They are showing all of season 3 an episode or two each night from 5/19-5/30, with a marathon of the entirety of season 3 (10 episodes) on Memorial Day from 9:00 a.m. to 7:00 p.m. CT thrown in. If you've been looking to get caught up or refreshed, here's your chance.


----------



## Allanon (Nov 2, 2005)

Here is a good website that is constantly updated with premiere dates:

http://www.metacritic.com/feature/tv-premiere-dates


----------



## JLucPicard (Jul 8, 2004)

Sorry about the late notice, but Season 3 of *Major Crimes* began tonight. There is another airing of the season premiere episode later tonight and also on Saturday and next Monday before the new ep.


----------



## JLucPicard (Jul 8, 2004)

Season 5 of _*Rookie Blue*_ begins this Thursday, June 19th at 8:59/7:59 CT with a two hour (and one minute) double episode scheduled as one solid block.

The original air date indicates 5/19/14 (I'm guessing a Canadian airing?), so you'll want to set New & Reruns or Everything to catch this.
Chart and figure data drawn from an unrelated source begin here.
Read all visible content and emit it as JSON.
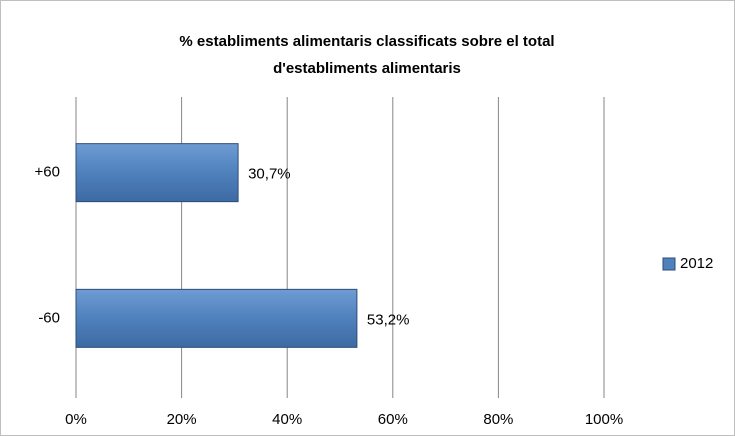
{
  "chart_data": {
    "type": "bar",
    "orientation": "horizontal",
    "title": [
      "% establiments alimentaris classificats sobre el total",
      "d'establiments alimentaris"
    ],
    "categories": [
      "+60",
      "-60"
    ],
    "series": [
      {
        "name": "2012",
        "color": "#4f81bd",
        "values": [
          30.7,
          53.2
        ],
        "value_labels": [
          "30,7%",
          "53,2%"
        ]
      }
    ],
    "xlim": [
      0,
      100
    ],
    "xticks": [
      {
        "value": 0,
        "label": "0%"
      },
      {
        "value": 20,
        "label": "20%"
      },
      {
        "value": 40,
        "label": "40%"
      },
      {
        "value": 60,
        "label": "60%"
      },
      {
        "value": 80,
        "label": "80%"
      },
      {
        "value": 100,
        "label": "100%"
      }
    ],
    "grid": true,
    "legend": "right"
  }
}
The next week airs again at 8:59/7:59 CT for one hour.


----------



## Archangel00 (Aug 25, 2006)

A good many premieres/returns over the next few days.
http://www.metacritic.com/feature/tv-premiere-dates
The Knick
Outlander
Legends
Franklin & Bash
just to name a few of the "higher profile" ones..


----------



## Peter000 (Apr 15, 2002)

Isn't it just about time for the 2014/2015 thread?


----------



## DevdogAZ (Apr 16, 2003)

Peter000 said:


> Isn't it just about time for the 2014/2015 thread?


Feel free to start one. Newsposter has stated he doesn't want to manage these threads anymore, so they're fair game to anyone who wants that responsibility.


----------



## Allanon (Nov 2, 2005)

Peter000 said:


> Isn't it just about time for the 2014/2015 thread?


Why is this thread needed when you have sites like these:

Metacritic

Futon Critic

plus the many other entertainment sites with lists?


----------



## Archangel00 (Aug 25, 2006)

Yeah seems like a lot of needless work parsing what can just be easily linked to, into it's own list here any more. Anyone/Everyone could just do something similar to what I did above once a week from now on. Just bump this, or a new thread, with the highlights for the week and the link to metacritic, or something else, if it's a better reference.


----------



## Archangel00 (Aug 25, 2006)

Hopefully everyone realizes the new fall season is upon us now
http://www.metacritic.com/feature/tv-premiere-dates


----------